Lentera Pos- Ketua Umum Partai NasDem, Surya Paloh, merespons keras Operasi Tangkap Tangan (OTT) yang menjerat Bupati Kolaka Timur (Koltim), Abdul Azis. Paloh menginstruksikan Fraksi NasDem di DPR RI untuk segera memanggil Komisi Pemberantasan Korupsi (KPK) guna mengklarifikasi prosedur dan maksud dari OTT tersebut.
Paloh mempertanyakan perlunya "drama" dalam penegakan hukum, dan menekankan pentingnya asas praduga tak bersalah. "Saya menginstruksikan Fraksi Nasdem untuk minta agar Komisi III memanggil KPK dengar pendapat, agar yang namanya terminologi OTT, khusus terminologi OTT ini, bisa diperjelas oleh kita bersama," ujarnya usai Rakernas Partai NasDem, Jumat (8/8).

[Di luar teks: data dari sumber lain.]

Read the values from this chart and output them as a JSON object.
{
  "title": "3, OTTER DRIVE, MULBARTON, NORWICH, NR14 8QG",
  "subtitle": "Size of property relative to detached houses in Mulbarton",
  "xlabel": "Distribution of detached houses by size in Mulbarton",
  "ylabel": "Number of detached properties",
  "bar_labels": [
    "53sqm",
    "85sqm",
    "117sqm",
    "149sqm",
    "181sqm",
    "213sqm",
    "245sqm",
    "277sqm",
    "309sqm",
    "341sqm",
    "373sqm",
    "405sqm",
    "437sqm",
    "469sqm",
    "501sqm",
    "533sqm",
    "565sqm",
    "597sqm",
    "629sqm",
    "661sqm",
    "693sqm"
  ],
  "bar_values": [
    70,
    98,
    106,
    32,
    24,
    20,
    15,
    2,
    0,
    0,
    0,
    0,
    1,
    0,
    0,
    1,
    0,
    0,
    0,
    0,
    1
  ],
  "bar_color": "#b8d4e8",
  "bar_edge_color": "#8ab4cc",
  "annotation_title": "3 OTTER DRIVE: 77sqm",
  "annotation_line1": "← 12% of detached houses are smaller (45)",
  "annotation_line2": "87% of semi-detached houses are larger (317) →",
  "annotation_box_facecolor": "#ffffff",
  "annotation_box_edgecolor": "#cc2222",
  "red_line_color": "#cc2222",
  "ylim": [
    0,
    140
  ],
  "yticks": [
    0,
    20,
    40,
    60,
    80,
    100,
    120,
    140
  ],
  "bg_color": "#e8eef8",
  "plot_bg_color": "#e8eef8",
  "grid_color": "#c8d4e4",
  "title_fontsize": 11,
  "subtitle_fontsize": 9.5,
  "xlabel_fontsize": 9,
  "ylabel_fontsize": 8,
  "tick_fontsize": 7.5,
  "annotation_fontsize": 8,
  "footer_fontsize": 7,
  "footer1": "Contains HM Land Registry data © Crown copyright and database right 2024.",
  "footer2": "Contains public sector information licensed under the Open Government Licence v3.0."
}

Partai NasDem, kata Paloh, tetap mendukung upaya pemberantasan korupsi yang dilakukan KPK. Namun, ia menyayangkan adanya kesan bahwa penegakan hukum didahului dengan "drama" OTT. Ia juga mengingatkan agar proses hukum berjalan secara bijaksana dan tetap menjunjung tinggi asas praduga tak bersalah.

Related Post
Abdul Azis ditangkap KPK usai menghadiri Rakernas Partai NasDem di Makassar, Sulawesi Selatan, Kamis (7/8) malam. Penangkapan ini merupakan bagian dari serangkaian OTT di tiga lokasi, termasuk Jakarta dan Sulawesi Tenggara, yang melibatkan pihak swasta dan Pegawai Negeri Sipil (PNS). KPK menyita uang ratusan juta rupiah yang diduga terkait suap peningkatan kualitas rumah sakit dari Dana Alokasi Khusus (DAK).
KPK melalui Pelaksana Tugas Deputi Penindakan dan Eksekusi, Asep Guntur Rahayu, menyatakan bahwa OTT telah dilakukan sesuai undang-undang dan SOP yang berlaku. Penyelidikan kasus Kolaka telah dimulai sejak awal tahun, dan peningkatan komunikasi terkait penarikan uang terdeteksi pada Juli. Informasi dari para terduga di Jakarta dan Kendari memperkuat dugaan keterlibatan Abdul Azis, yang kemudian diamankan di Makassar.